Sébastien Picque

0

(photographie de Camille Charpin, http://latoilenoire.tumblr.com/  )

Gangeek Style a l’honneur d’interviewer aujourd’hui Sébastien Picque. Peintre attitré de plusieurs marques de figurines prestigieuses, il est l’un de ces magiciens de la peinture qui, ayant survécu à l’école Rackham, a pu affirmer ses techniques depuis. Avant-gardiste de la texture, grand expert en “salissure maculante”, il ne cesse de nous épater par ses travaux aussi réalistes qu’audacieux.
“Exigence” est son maître-mot … pas de compromis avec le maestro !

N’hésitez pas à visiter la Page Facebook  Dead Fish Painting et Le site officiel wonderlands-project.com:

dsc_3802__sized_l

-Hello Sébastien Peux-tu te présenter pour nos lecteurs ?
Bonjour. Seb donc, 35 ans, vivant à Rouen après avoir fui la région parisienne, professionnel de la peinture de bonshommes depuis 12-13 ans maintenant.

-D’où te vient ton pseudonyme de Jakovazor ?
Une vieille référence à South Park. J’essaye de me détacher de ce pseudo depuis un bout de temps. Communiquer sur mon nom est plus parlant professionnellement.

-Comment as-tu mis le doigt dans la figurine à tes débuts ?
Ça remonte à mes 13-14 ans, des potes de collège m’ont fait tester Space Crusade et découvrir White Dwarf. Une vraie révélation pour moi. J’ai ensuite fait l’acquisition de 40k V2 et à partir de là, je n’ai jamais cessé de collectionner et peindre des figurines.

DSC_3434
-Quand on s’est rencontrés, tu travaillais en freelance pour le studio peinture Rackham. Comment étiez-vous rentrés en contact. Que retires-tu de cette expérience ?
Avant le freelance, j’ai bossé presque un an en fixe pour eux.
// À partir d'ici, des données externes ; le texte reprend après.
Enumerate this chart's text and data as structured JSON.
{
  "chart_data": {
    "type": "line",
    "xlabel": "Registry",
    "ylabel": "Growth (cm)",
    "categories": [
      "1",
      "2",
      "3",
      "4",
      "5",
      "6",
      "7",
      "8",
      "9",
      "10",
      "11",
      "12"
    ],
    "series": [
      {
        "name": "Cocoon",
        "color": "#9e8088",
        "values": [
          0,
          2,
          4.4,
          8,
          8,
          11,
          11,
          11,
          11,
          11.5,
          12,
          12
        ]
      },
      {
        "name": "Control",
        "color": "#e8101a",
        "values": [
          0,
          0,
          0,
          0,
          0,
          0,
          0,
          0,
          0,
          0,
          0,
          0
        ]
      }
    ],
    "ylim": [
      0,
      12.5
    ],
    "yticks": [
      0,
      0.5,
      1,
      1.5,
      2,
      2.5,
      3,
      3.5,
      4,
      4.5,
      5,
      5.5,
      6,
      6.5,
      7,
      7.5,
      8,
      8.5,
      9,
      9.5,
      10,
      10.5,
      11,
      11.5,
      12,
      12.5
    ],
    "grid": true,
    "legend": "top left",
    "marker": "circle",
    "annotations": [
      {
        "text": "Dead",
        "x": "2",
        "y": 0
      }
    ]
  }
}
Je les avais harcelés pendant un moment pour qu’ils m’embauchent, j’étais totalement fan de Confront’ à l’époque.
On ne peut pas dire que la collaboration se soit déroulée sans encombres, mais j’en ai retiré une première expérience pro dans le milieu de la fig., et surtout j’ai rencontré des personnes très talentueuses dont certaines à qui je dois en grande partie ma « carrière » actuelle.
Et puis bien sûr le fait d’observer des peintres qui à l’époque avait un niveau technique à des kilomètres du mien, m’a permis de pas mal progresser.
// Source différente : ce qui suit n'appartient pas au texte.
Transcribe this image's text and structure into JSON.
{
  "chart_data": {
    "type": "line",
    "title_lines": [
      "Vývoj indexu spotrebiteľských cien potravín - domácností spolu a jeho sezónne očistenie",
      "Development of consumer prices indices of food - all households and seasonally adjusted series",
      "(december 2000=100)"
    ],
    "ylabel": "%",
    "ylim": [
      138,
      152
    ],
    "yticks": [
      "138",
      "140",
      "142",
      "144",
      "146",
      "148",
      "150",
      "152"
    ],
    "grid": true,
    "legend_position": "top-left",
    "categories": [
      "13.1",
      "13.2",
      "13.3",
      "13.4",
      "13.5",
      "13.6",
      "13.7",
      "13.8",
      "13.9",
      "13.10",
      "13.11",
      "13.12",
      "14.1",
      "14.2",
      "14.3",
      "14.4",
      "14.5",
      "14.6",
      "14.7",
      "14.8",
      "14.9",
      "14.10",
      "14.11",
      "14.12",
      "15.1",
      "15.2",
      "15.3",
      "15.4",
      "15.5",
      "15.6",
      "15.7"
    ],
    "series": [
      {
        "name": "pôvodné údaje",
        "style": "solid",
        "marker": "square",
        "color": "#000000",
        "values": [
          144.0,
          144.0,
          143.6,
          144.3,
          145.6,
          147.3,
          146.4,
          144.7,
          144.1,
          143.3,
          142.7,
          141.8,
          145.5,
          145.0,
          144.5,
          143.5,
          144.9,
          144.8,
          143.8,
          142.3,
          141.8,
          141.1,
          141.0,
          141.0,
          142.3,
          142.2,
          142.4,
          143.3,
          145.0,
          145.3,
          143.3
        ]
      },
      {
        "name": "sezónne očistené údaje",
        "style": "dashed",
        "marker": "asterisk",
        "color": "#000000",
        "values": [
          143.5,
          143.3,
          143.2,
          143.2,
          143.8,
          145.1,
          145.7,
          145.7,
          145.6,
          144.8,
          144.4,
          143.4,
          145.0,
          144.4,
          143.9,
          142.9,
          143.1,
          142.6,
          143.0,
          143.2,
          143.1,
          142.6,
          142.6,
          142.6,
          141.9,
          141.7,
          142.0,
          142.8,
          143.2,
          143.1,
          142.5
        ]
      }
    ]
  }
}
-Selon toi, quelles sont tes premières pièces que le public a commencé à remarquer ?
Je me rappelle que mes pièces que j’utilisais en tournoi de Warmachine plaisaient beaucoup et quelques autres pièces perso de l’époque ont marqué un peu, comme le Centurion Yliad Games. C’était en 2004-2005 si j’ai bonne mémoire.
Personnellement, je pense que mes productions pour Smog sont celles qui ont le plus participé à me créer une visibilité.

Doctor Zeels

-Déjà à l’époque (2005), on s’étonnait de la facilité avec laquelle tu mixais des techniques de peinture traditionnelle et l’emploi de l’aérographe. Il t’a fallu beaucoup de temps et d’expérimentation pour parvenir à ce résultat ? Oui pas mal, l’aéro c’est compliqué.
A tel point que j’ai fini par quasiment l’abandonner pour revenir aux pinceaux uniquement. Je ne me sers maintenant de l’aérographe que pour les bases sur les grosses pièces ou pour créer certains effets.
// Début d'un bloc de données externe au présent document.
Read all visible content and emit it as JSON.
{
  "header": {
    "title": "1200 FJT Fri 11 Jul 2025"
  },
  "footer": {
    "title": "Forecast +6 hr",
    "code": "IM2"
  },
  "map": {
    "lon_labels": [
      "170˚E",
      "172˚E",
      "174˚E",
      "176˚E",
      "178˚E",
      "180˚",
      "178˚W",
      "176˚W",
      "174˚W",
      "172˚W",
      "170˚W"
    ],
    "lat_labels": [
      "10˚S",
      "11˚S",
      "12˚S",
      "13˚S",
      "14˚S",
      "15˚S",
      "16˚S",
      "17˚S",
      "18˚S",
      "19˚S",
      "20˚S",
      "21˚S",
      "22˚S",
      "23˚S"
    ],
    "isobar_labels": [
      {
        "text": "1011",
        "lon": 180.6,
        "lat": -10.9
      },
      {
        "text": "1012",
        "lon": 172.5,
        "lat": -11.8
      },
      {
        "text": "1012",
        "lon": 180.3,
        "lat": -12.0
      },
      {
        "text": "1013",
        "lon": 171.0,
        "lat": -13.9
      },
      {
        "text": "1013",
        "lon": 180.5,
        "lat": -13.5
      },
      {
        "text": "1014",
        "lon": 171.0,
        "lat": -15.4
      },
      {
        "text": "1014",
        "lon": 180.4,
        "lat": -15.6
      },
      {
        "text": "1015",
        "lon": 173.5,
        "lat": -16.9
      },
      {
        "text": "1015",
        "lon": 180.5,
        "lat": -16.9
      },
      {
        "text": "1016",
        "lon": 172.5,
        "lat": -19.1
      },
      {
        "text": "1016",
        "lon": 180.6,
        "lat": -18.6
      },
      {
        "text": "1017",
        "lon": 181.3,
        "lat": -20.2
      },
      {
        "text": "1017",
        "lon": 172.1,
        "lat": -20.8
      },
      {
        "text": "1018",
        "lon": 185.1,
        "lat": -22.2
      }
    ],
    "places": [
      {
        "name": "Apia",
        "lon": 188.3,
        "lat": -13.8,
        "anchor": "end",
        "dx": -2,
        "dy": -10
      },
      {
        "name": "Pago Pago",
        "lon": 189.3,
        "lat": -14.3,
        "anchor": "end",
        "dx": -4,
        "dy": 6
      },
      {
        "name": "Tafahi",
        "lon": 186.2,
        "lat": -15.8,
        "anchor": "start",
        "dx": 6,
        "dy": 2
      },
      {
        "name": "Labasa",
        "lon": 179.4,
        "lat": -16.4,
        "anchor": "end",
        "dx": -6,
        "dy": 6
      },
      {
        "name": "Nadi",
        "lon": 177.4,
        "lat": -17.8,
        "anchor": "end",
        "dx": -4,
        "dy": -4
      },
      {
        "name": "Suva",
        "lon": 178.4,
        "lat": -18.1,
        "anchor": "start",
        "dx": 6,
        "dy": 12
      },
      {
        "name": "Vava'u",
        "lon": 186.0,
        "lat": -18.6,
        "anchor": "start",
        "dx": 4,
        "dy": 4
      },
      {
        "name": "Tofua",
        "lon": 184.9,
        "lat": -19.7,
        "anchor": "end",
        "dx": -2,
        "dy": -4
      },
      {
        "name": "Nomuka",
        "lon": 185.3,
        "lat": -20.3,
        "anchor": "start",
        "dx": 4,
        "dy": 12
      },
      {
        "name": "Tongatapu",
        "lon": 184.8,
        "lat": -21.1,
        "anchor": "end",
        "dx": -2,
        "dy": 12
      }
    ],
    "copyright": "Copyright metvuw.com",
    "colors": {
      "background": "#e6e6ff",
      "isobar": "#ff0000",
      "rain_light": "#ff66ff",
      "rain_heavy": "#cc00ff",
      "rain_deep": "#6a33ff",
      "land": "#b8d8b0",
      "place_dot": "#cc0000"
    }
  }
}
mrm_dkl_kth_kro_mbs_101_000_01_large
-On s’est revus peu de temps après chez Smart max, à travailler sur le projet Smog. As-tu pris du plaisir à travailler sur cette gamme ? Cette échelle différente a t-elle bousculé tes habitudes ?
Énormément. Travailler avec Smart Max reste ma meilleure expérience à ce jour.
Et oui le changement d’échelle fut un choc à l’époque. 20mm de plus sur une fig. et je ne savais plus trop comment m’y prendre. C’est là que j’ai appris à bosser sur la globalité d’une pièce et non zone par zone. Être appuyé par un graphiste/illustrateur (Christophe Madura) m’a beaucoup aidé.
C’est aussi ce changement d’habitudes qui m’a permis de « fixer » ma palette, en l’axant sur des teintes réalistes, qui s’harmonisent facilement.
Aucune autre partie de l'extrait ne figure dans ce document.